ママ、温泉旅館で年齢確認地獄
休日。
「今日は温泉だ!」と、そらと日向ママは車で旅館へ向かっていた。
ママはウキウキ。
「久しぶりにゆっくり浸かれるわ〜♪」
しかし、旅館の玄関で早速事件が起きる。
フロントの若い係員が、ママを見るなり小さく息を呑む。
係員
「……お子さま……ですか?」
日向ママ
「違います!! わたし、三十代の大人です!!」
そらが横からサラッと補足。
そら
「この人、俺の母です。
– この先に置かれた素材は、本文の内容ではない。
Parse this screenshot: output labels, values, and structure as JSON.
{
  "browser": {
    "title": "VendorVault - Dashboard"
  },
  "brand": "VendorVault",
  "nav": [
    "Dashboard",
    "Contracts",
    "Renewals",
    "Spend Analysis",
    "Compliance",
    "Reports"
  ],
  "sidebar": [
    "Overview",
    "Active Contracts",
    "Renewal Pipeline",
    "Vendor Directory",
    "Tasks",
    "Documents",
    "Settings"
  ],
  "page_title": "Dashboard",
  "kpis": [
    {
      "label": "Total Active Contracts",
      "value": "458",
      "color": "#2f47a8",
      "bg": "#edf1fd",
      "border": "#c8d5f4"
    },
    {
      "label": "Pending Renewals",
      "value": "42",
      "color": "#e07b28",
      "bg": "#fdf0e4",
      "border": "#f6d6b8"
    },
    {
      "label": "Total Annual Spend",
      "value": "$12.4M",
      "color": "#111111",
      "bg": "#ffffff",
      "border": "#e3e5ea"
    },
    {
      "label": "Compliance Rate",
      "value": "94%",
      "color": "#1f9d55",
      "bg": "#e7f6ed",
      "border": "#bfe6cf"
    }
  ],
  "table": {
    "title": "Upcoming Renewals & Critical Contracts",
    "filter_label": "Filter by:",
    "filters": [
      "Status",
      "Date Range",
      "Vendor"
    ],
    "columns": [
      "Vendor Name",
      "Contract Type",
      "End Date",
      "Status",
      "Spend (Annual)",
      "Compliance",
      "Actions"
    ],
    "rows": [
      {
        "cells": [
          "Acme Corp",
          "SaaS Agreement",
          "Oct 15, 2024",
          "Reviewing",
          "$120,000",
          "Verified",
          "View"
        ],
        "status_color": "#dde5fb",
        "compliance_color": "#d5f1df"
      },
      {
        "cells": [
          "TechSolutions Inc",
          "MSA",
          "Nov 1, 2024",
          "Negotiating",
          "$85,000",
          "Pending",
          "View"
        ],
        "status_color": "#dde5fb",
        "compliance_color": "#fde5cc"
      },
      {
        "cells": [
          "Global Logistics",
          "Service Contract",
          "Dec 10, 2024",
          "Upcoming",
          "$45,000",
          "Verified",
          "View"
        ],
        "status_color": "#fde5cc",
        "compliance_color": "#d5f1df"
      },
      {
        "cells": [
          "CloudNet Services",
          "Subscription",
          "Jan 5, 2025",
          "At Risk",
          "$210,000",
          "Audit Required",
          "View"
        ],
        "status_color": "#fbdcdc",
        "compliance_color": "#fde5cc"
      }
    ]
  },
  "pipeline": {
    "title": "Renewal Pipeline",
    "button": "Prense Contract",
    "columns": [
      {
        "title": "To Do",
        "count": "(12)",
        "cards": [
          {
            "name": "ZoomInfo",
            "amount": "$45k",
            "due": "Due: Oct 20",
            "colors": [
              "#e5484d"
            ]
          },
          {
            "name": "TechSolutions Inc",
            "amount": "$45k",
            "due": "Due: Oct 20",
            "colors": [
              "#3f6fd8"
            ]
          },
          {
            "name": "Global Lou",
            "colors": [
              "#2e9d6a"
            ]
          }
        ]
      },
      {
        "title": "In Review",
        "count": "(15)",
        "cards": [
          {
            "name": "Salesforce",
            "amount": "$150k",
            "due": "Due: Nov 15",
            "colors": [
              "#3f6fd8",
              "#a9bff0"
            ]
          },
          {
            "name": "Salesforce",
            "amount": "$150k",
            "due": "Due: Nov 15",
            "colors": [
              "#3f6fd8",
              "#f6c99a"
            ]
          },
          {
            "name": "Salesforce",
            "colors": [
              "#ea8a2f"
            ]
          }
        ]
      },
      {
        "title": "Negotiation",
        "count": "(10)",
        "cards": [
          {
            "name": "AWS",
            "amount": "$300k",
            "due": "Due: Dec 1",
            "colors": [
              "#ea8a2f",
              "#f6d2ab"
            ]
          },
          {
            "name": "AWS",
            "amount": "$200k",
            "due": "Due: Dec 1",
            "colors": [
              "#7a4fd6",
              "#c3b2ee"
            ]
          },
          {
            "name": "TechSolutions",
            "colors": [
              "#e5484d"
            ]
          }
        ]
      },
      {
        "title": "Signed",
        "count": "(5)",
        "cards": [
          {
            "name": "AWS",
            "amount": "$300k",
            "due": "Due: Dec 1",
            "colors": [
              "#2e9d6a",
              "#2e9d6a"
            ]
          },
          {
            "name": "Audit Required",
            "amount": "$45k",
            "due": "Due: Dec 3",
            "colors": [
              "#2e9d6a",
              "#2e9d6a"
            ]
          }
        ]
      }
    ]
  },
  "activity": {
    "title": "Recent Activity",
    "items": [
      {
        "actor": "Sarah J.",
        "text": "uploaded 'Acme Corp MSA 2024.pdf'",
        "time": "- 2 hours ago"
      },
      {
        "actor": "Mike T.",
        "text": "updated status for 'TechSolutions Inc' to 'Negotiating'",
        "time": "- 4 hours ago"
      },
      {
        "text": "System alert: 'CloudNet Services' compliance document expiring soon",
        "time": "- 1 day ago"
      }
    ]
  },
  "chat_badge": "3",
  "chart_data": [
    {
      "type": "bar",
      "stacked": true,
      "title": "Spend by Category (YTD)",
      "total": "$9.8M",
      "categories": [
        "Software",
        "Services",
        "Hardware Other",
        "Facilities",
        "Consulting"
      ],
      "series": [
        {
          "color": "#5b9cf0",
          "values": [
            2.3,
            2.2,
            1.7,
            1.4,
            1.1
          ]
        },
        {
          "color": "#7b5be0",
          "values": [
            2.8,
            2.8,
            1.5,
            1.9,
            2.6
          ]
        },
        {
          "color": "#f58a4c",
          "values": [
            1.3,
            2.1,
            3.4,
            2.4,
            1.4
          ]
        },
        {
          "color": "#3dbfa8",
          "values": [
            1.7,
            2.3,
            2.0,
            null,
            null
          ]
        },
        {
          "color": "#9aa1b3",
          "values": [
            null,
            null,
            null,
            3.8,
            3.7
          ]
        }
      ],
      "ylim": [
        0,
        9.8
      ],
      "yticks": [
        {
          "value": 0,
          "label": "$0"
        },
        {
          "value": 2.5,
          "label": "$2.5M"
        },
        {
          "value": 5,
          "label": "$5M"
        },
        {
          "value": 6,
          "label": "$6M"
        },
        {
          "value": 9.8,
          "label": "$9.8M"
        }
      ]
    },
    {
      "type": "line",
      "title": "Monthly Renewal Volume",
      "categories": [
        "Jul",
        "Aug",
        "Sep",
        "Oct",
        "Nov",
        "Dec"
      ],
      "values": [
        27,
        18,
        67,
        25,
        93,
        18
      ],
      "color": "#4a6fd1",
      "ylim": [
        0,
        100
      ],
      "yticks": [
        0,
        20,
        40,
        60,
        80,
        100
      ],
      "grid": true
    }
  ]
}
三十歳超えてます」
係員は動揺しつつも手続きを進めようとする。
係員
「えっと……大人……ですね……身分証、お願いできますか?」
ママは免許証を取り出す。
しかし、係員は申し訳なさそうに眉間に皺を寄せる。
係員
「本当に……間違いなく……大人……なんですね……?」
日向ママ
「本当に大人です!! 見た目で判断しないで!!!」
結局、チェックインには10分以上かかり、ママは小さくため息。
やっと部屋に通され、荷物を置いて温泉へ向かうと——
脱衣所でも事件発生。
係員がママを見るなり言った。
係員
「……お子さま用の浴衣になりますが……よろしいですか?」
日向ママ
「いやいやいや!! 大人用でしょ!!!」
そら
「母さん、これはもう慣れるしかない」
日向ママ
「慣れたくない!!」
さらに浴場へ入ると、温泉の受付でも再び確認。
受付
「大人料金で間違いないですか……?」
「はい、本当に大人です!」
「……ですが、見た目が……」
ママは小声で呟く。
「この世のすべてが私を子ども扱いしてる……」
湯船に浸かれば、隣の家族連れが小声で話している。
「かわいい子連れてると思ったら、大人なんだって」
「えー!? 本当に!? びっくり!」
日向ママは肩まで湯に浸かりながら、ため息をひとつ。
「せっかく温泉でのんびりしたかったのに、なんで年齢確認の旅になってるの……」
そらは笑いながら言う。
「母さん、見た目が小さいのは宿命だよ。
でも、俺はちゃんと母さんが大人だって知ってるから」
ママは肩をすくめて、ゆるっと笑う。
「……もう……しょうがないわね。
じゃあ、そら。今日も母さんと一緒にのんびりしよっか♪」
湯気と笑い声に包まれ、
“合法ロリお母さん”の旅館での受難は今日も絶賛進行中なのであった。